The tiles were cold against her bare feet and it took her a moment to get her balance after standing up. Samantha tucked her hair behind her ears and walked to the desk. It was hard to believe she had once done this before, all those months earlier, when things had been so different. She rubbed her stomach and opened the top drawer of the desk. Oh Robert. Samantha smiled and reached inside. Only human after all. She pulled out the chocolate bar — the same sort as the one she had taken last time — and took it over to the stool. Sitting on it in the centre of the room, she looked up at the camera as she bit into the aerated dark chocolate. She wondered if anyone was watching and took another bite.
It didn’t take her long to finish it. It had been many months since Samantha had tasted chocolate — Robert’s previous bar in fact being her last — and she had hoped she would have been able to savour the moment more. But this is not why I’m here. When the food was gone, she smoothed the foil wrapper between her fingers. She folded it into four and took it with her to the examination couch. When she was lying back down, she once again shuffled her smock and hid the wrapper inside the pouch, next to the alcohol wipes. Fuck you, she spat again, thinking of the man in the white coat and all that he had done to her. Massaging her abdomen, the blood from her arm stained her smock. She didn’t care.
It was another fifteen minutes before he returned. His face was as calm as ever when he unlocked the door and entered the room. Samantha kept her eyes on the ceiling, listening to the sound of water as he washed his hands in the bathroom. When he sat down on the stool, wheeling it across the floor with his feet, he apologised.
‘A false alarm,’ he said, smiling and pulling on a fresh pair of gloves. Samantha presented her arm to him, which was still weeping blood, and he dabbed it with a wipe. After he had cleaned it, he wrapped a bandage around her arm, taking care to eschew the safety pins provided in the kit for tape.
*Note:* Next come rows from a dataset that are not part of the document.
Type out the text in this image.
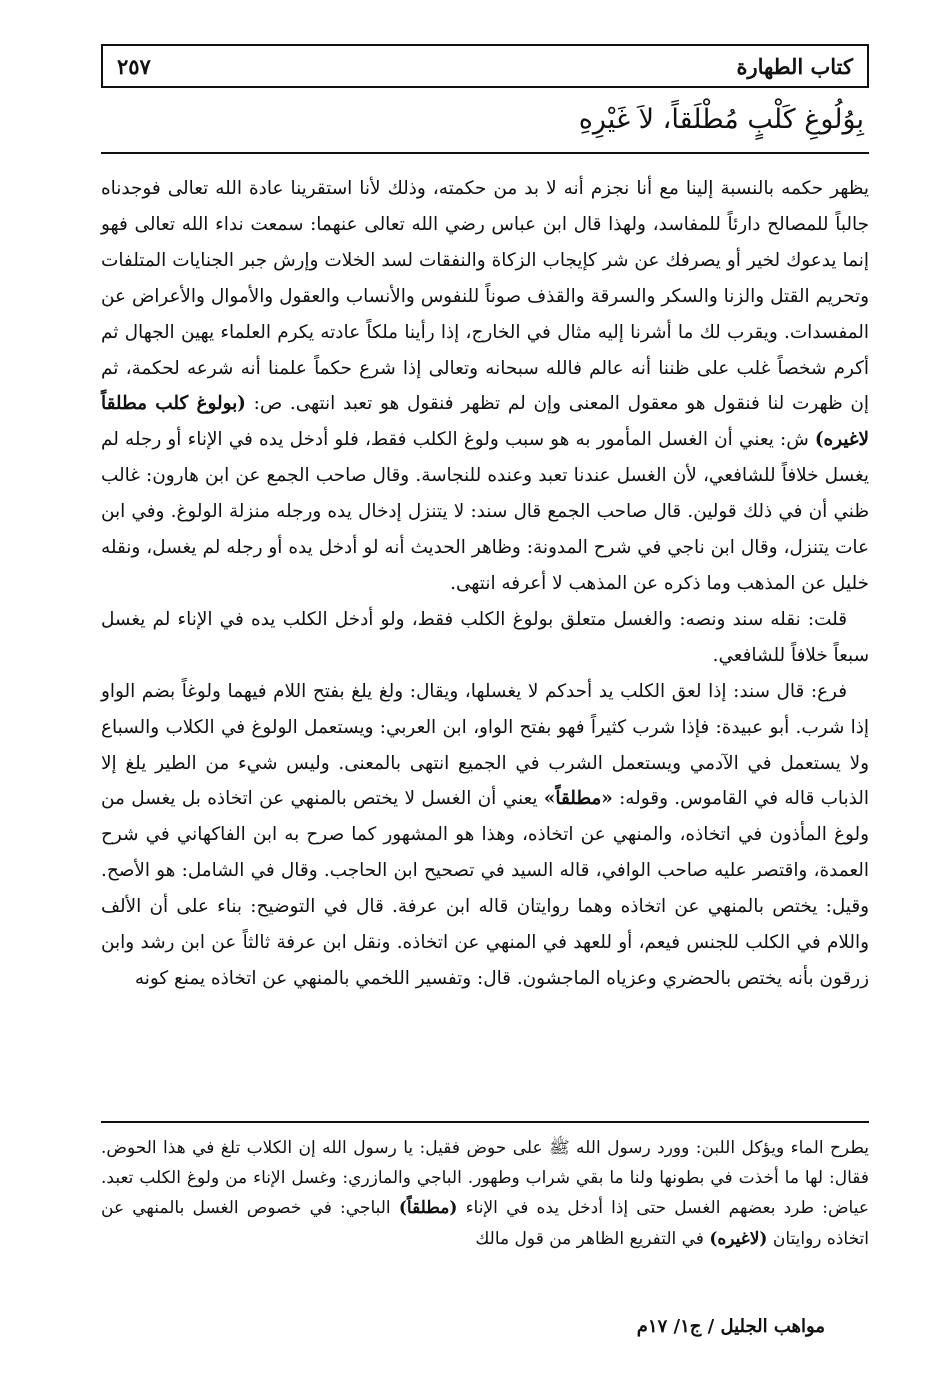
كتاب الطهارة
٢٥٧
بِوُلُوغِ كَلْبٍ مُطْلَقاً، لاَ غَيْرِهِ

يظهر حكمه بالنسبة إلينا مع أنا نجزم أنه لا بد من حكمته، وذلك لأنا استقرينا عادة الله تعالى فوجدناه جالباً للمصالح دارئاً للمفاسد، ولهذا قال ابن عباس رضي الله تعالى عنهما: سمعت نداء الله تعالى فهو إنما يدعوك لخير أو يصرفك عن شر كإيجاب الزكاة والنفقات لسد الخلات وإرش جبر الجنايات المتلفات وتحريم القتل والزنا والسكر والسرقة والقذف صوناً للنفوس والأنساب والعقول والأموال والأعراض عن المفسدات. ويقرب لك ما أشرنا إليه مثال في الخارج، إذا رأينا ملكاً عادته يكرم العلماء يهين الجهال ثم أكرم شخصاً غلب على ظننا أنه عالم فالله سبحانه وتعالى إذا شرع حكماً علمنا أنه شرعه لحكمة، ثم إن ظهرت لنا فنقول هو معقول المعنى وإن لم تظهر فنقول هو تعبد انتهى. ص: (بولوغ كلب مطلقاً لاغيره) ش: يعني أن الغسل المأمور به هو سبب ولوغ الكلب فقط، فلو أدخل يده في الإناء أو رجله لم يغسل خلافاً للشافعي، لأن الغسل عندنا تعبد وعنده للنجاسة. وقال صاحب الجمع عن ابن هارون: غالب ظني أن في ذلك قولين. قال صاحب الجمع قال سند: لا يتنزل إدخال يده ورجله منزلة الولوغ. وفي ابن عات يتنزل، وقال ابن ناجي في شرح المدونة: وظاهر الحديث أنه لو أدخل يده أو رجله لم يغسل، ونقله خليل عن المذهب وما ذكره عن المذهب لا أعرفه انتهى.

قلت: نقله سند ونصه: والغسل متعلق بولوغ الكلب فقط، ولو أدخل الكلب يده في الإناء لم يغسل سبعاً خلافاً للشافعي.

فرع: قال سند: إذا لعق الكلب يد أحدكم لا يغسلها، ويقال: ولغ يلغ بفتح اللام فيهما ولوغاً بضم الواو إذا شرب. أبو عبيدة: فإذا شرب كثيراً فهو بفتح الواو، ابن العربي: ويستعمل الولوغ في الكلاب والسباع ولا يستعمل في الآدمي ويستعمل الشرب في الجميع انتهى بالمعنى. وليس شيء من الطير يلغ إلا الذباب قاله في القاموس. وقوله: «مطلقاً» يعني أن الغسل لا يختص بالمنهي عن اتخاذه بل يغسل من ولوغ المأذون في اتخاذه، والمنهي عن اتخاذه، وهذا هو المشهور كما صرح به ابن الفاكهاني في شرح العمدة، واقتصر عليه صاحب الوافي، قاله السيد في تصحيح ابن الحاجب. وقال في الشامل: هو الأصح. وقيل: يختص بالمنهي عن اتخاذه وهما روايتان قاله ابن عرفة. قال في التوضيح: بناء على أن الألف واللام في الكلب للجنس فيعم، أو للعهد في المنهي عن اتخاذه. ونقل ابن عرفة ثالثاً عن ابن رشد وابن زرقون بأنه يختص بالحضري وعزياه الماجشون. قال: وتفسير اللخمي بالمنهي عن اتخاذه يمنع كونه

يطرح الماء ويؤكل اللبن: وورد رسول الله ﷺ على حوض فقيل: يا رسول الله إن الكلاب تلغ في هذا الحوض. فقال: لها ما أخذت في بطونها ولنا ما بقي شراب وطهور. الباجي والمازري: وغسل الإناء من ولوغ الكلب تعبد. عياض: طرد بعضهم الغسل حتى إذا أدخل يده في الإناء (مطلقاً) الباجي: في خصوص الغسل بالمنهي عن اتخاذه روايتان (لاغيره) في التفريع الظاهر من قول مالك

مواهب الجليل / ج١/ ١٧م
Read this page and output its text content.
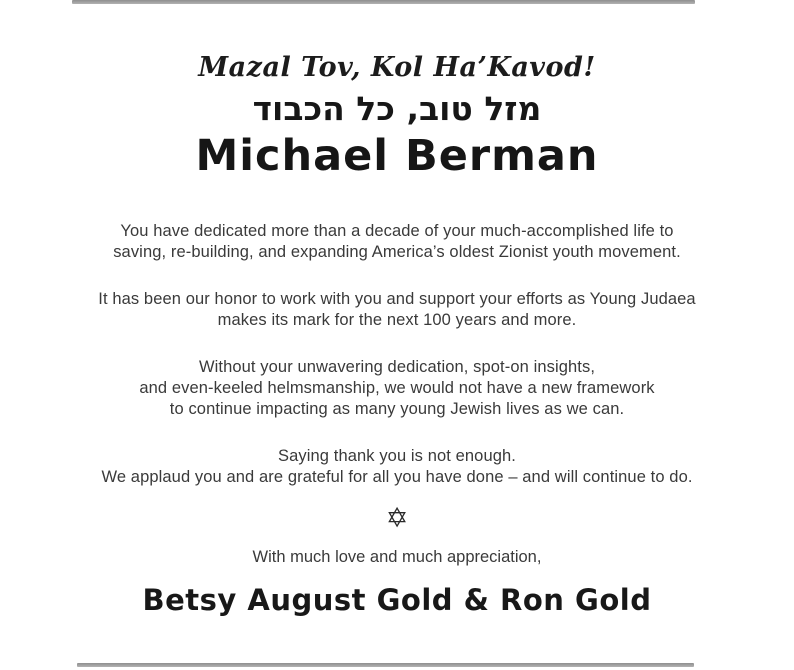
Mazal Tov, Kol Ha’Kavod!
מזל טוב, כל הכבוד
Michael Berman

You have dedicated more than a decade of your much-accomplished life to
saving, re-building, and expanding America’s oldest Zionist youth movement.

It has been our honor to work with you and support your efforts as Young Judaea
makes its mark for the next 100 years and more.

Without your unwavering dedication, spot-on insights,
and even-keeled helmsmanship, we would not have a new framework
to continue impacting as many young Jewish lives as we can.

Saying thank you is not enough.
We applaud you and are grateful for all you have done – and will continue to do.

✡

With much love and much appreciation,

Betsy August Gold & Ron Gold
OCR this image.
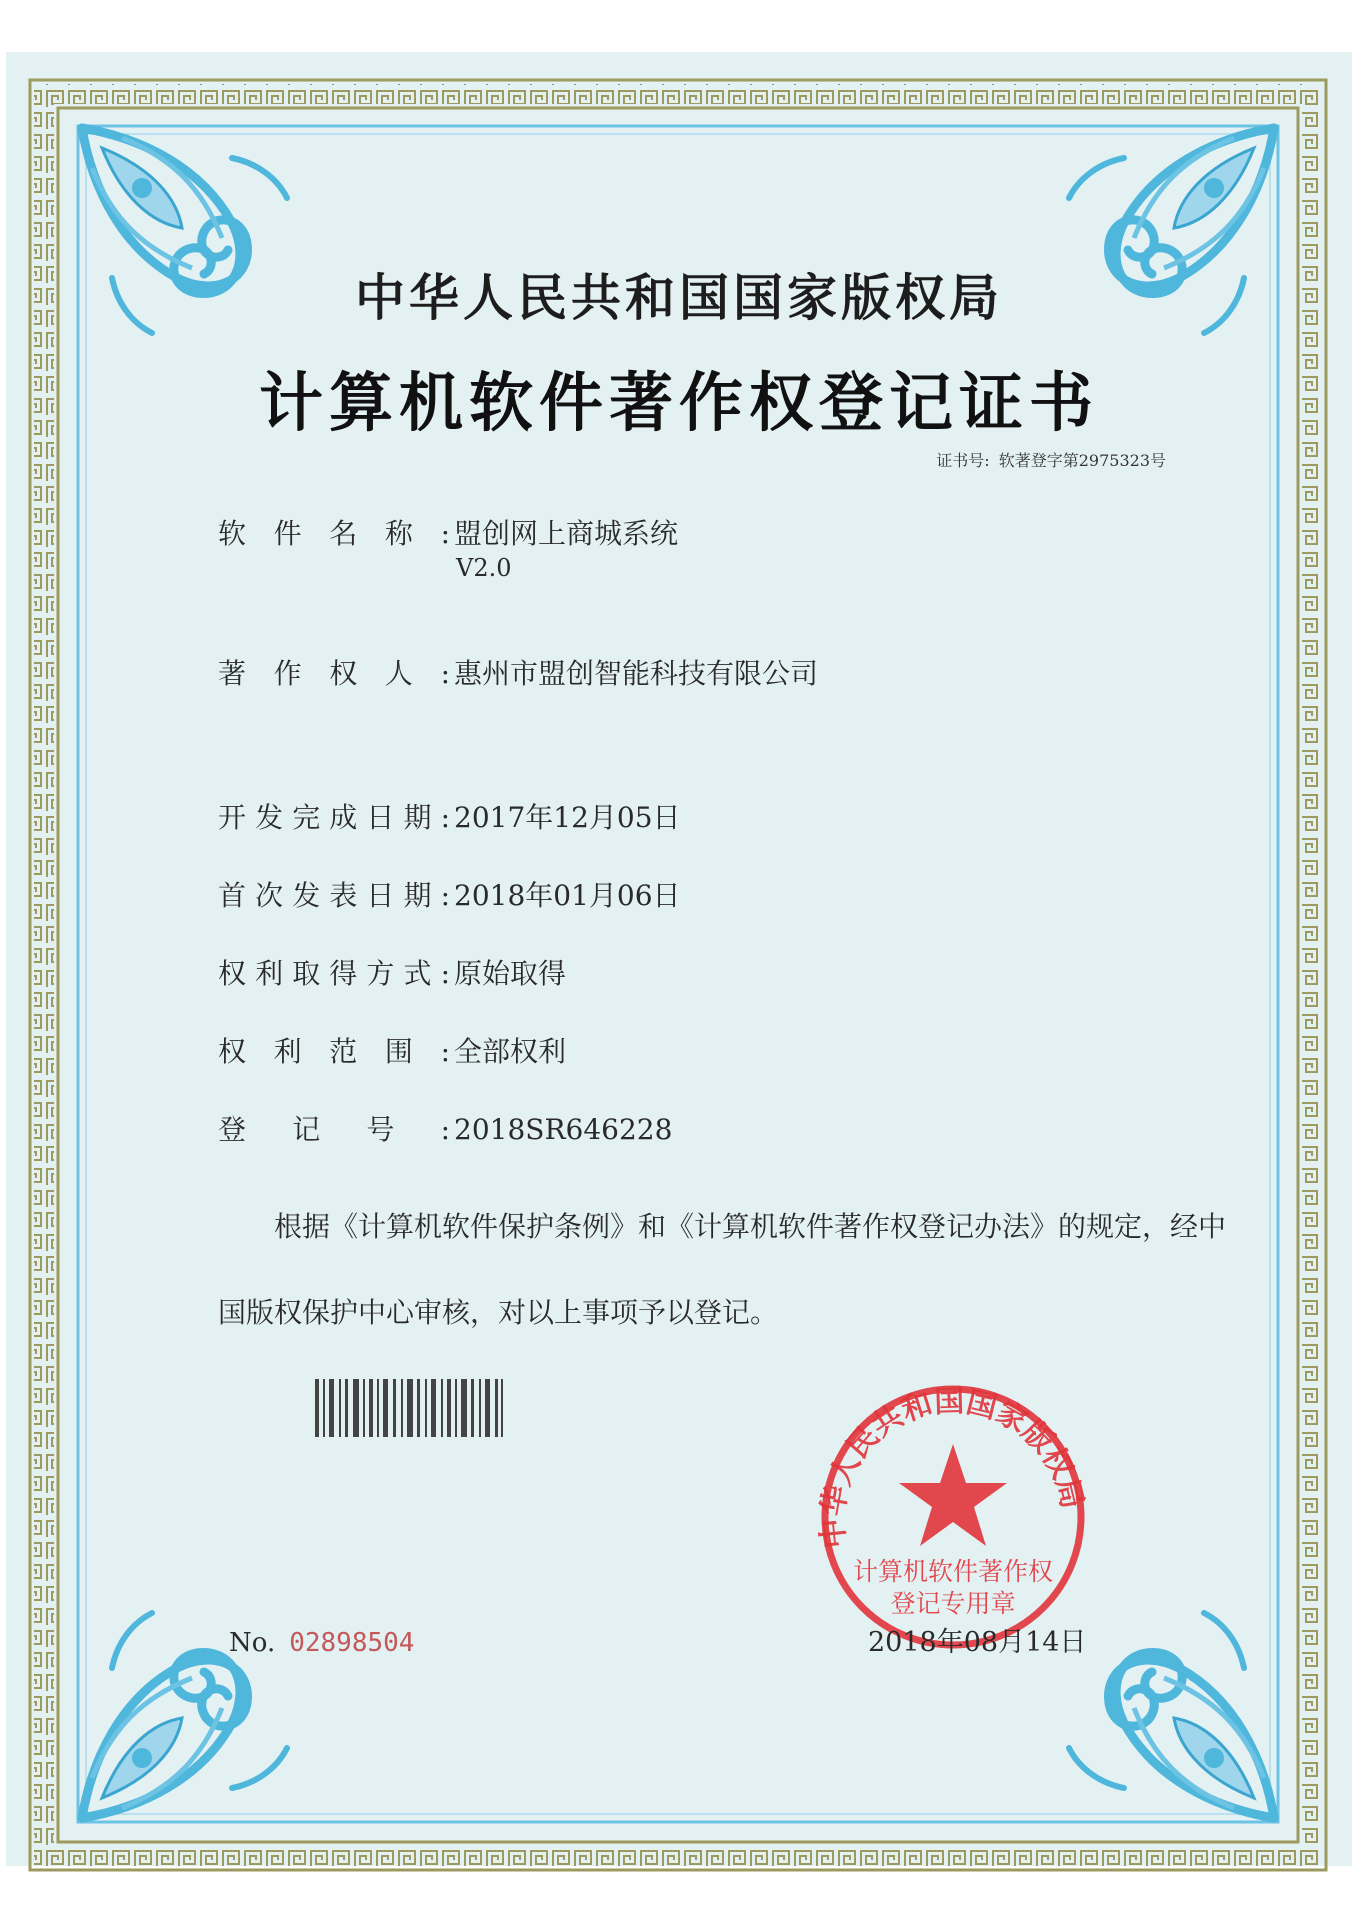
中华人民共和国国家版权局
计算机软件著作权登记证书
证书号: 软著登字第2975323号
软件名称: 盟创网上商城系统
V2.0
著作权人: 惠州市盟创智能科技有限公司
开发完成日期: 2017年12月05日
首次发表日期: 2018年01月06日
权利取得方式: 原始取得
权利范围: 全部权利
登记号: 2018SR646228
根据《计算机软件保护条例》和《计算机软件著作权登记办法》的规定，经中国版权保护中心审核，对以上事项予以登记。
中华人民共和国国家版权局
计算机软件著作权
登记专用章
No. 02898504	2018年08月14日
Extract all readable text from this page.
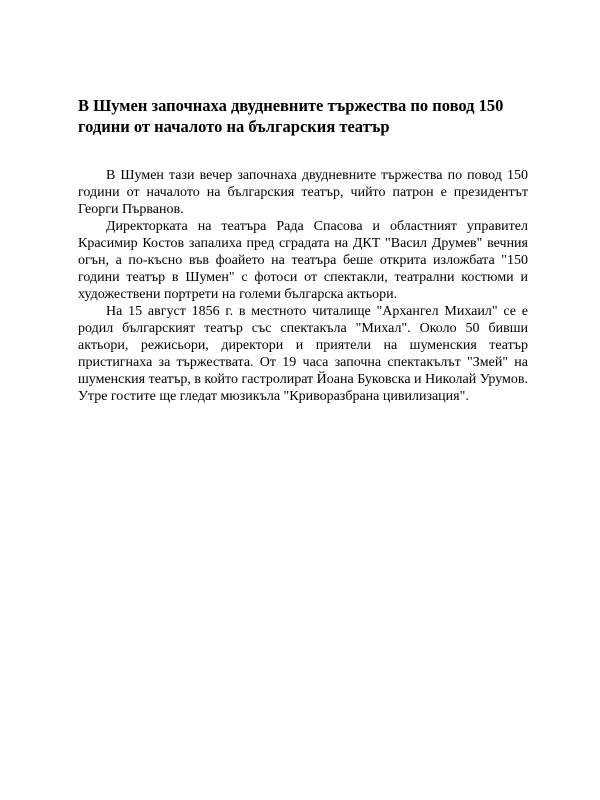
В Шумен започнаха двудневните тържества по повод 150 години от началото на българския театър

В Шумен тази вечер започнаха двудневните тържества по повод 150 години от началото на българския театър, чийто патрон е президентът Георги Първанов.

Директорката на театъра Рада Спасова и областният управител Красимир Костов запалиха пред сградата на ДКТ "Васил Друмев" вечния огън, а по-късно във фоайето на театъра беше открита изложбата "150 години театър в Шумен" с фотоси от спектакли, театрални костюми и художествени портрети на големи българска актьори.

На 15 август 1856 г. в местното читалище "Архангел Михаил" се е родил българският театър със спектакъла "Михал". Около 50 бивши актьори, режисьори, директори и приятели на шуменския театър пристигнаха за тържествата. От 19 часа започна спектакълът "Змей" на шуменския театър, в който гастролират Йоана Буковска и Николай Урумов. Утре гостите ще гледат мюзикъла "Криворазбрана цивилизация".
‘Wouldn’t want me loose with one of them, would you?’ Samantha said as he cut the tape.
Robert looked up at her, his expression plain.
Samantha shook her head and laughed. ‘A life without freedom, right?’
Robert pulled on the bandage to make sure it was secure. ‘I’m done,’ he said and stood up.
Samantha declined his offer of help as she pulled herself up off the examination couch. Wrapping her arm around her stomach, she walked to the door and waited for him to open it. When it was unlocked, she, without saying anything, moved past him and down the corridor to the room she had been confined to for the past several months. The electronic locks clicked and she was inside. Before going through the second door into the room, she turned to look at him through the window. Gentle brown eyes and one of the nicest smiles she had ever seen.
Evil takes many forms.
Samantha pushed open the second door and entered the room. Evelyn was waiting for her on the sofa. Approaching from the side, Samantha placed her hand on her friend’s shoulder and squeezed. ‘I’m back,’ she said and sat down beside her.
Evelyn looked at her and nodded. ‘How’s your arm?’
Samantha touched the bandage and shrugged. ‘Alright,’ she said. ‘Chocolate helped with the pain.’ A smile spread over her face and was matched by her companion.
‘No doubt,’ Evelyn replied, chuckling.
‘And you?’
Evelyn glanced over her shoulder. The other women were over by the beds talking. ‘Scared a few of them,’ she said, her nose twitching as she spoke, ‘Jade was supportive though.’